Fluid and electrolyte disorders often are seen in clinical practice (For Example., in patients with vomiting and/or diarrhea). In most instances, these disorders are self-limited, and correction of the disorder occurs without the need for intervention.

However, more severe or prolonged disorders may require fluid replacement therapy. Such therapy may be administered orally with special electrolyte solutions, or intravenous fluids may be administered.

Intravenous solutions are available in many formulations. The type of fluid administered to a particular patient is dictated by the patient’s need.

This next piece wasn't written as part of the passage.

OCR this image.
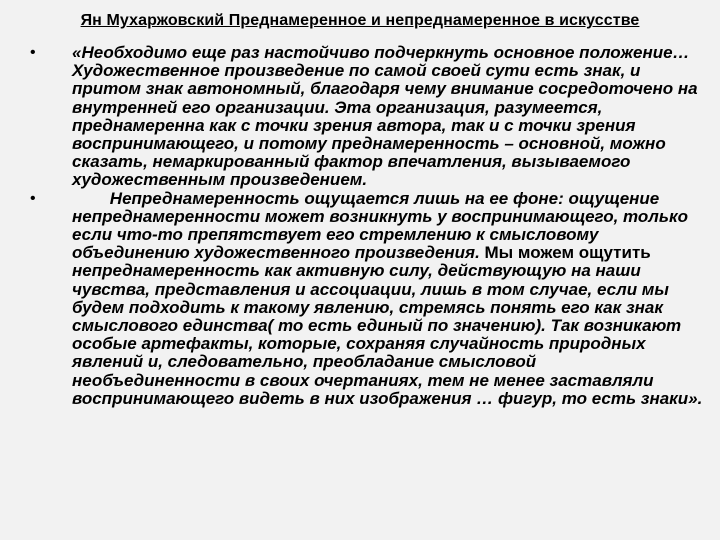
Ян Мухаржовский Преднамеренное и непреднамеренное в искусстве
• «Необходимо еще раз настойчиво подчеркнуть основное положение…Художественное произведение по самой своей сути есть знак, и притом знак автономный, благодаря чему внимание сосредоточено на внутренней его организации. Эта организация, разумеется, преднамеренна как с точки зрения автора, так и с точки зрения воспринимающего, и потому преднамеренность – основной, можно сказать, немаркированный фактор впечатления, вызываемого художественным произведением.
•	Непреднамеренность ощущается лишь на ее фоне: ощущение непреднамеренности может возникнуть у воспринимающего, только если что-то препятствует его стремлению к смысловому объединению художественного произведения. Мы можем ощутить непреднамеренность как активную силу, действующую на наши чувства, представления и ассоциации, лишь в том случае, если мы будем подходить к такому явлению, стремясь понять его как знак смыслового единства( то есть единый по значению). Так возникают особые артефакты, которые, сохраняя случайность природных явлений и, следовательно, преобладание смысловой необъединенности в своих очертаниях, тем не менее заставляли воспринимающего видеть в них изображения … фигур, то есть знаки».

For example, if an increase in the patient’s vascular volume is necessary, a solution containing substances that do not readily cross the capillary wall is infused (For Example., 5% albumin solution).

The oncotic pressure generated by the albumin molecules retains fluid in the vascular compartment, expanding its volume.

Expansion of extracellular fluid (ECF) is accomplished most often by using isotonic saline solutions (For Example., 0.9% sodium chloride [NaCl]).

“Global prevalence of fluid imbalance disorders”

“Complications of ignoring fluid balance issues”

As already noted, administration of an isotonic NaCl solution does not result in the development of an osmotic pressure gradient across the plasma membrane of cells.

Therefore the entire volume of the infused solution remains in the ECF. Patients whose body flids are hyperosmotic need hypotonic solutions.

These solutions may be hypotonic NaCl (For Example., 0.45% NaCl or 5% dextrose in water [D5W]). Administration of D5W is equivalent to an infusion of distilled water because the dextrose is metabolized to CO₂ and water.

The administration of these fluids increases the volumes of both the intracellular fluid (ICF) and ECF.

Finally, patients whose body fluids are hypotonic need hypertonic solutions, which typically are solutions that contain NaCl (For Example., 3% and 5% NaCl).

These solutions expand the volume of the ECF but decrease the volume of the ICF.

Other constituents, such as electrolytes (For Example., K⁺) or drugs, can be added to intravenous solutions to tailor the therapy to the patient’s fluid, electrolyte, and metabolic needs.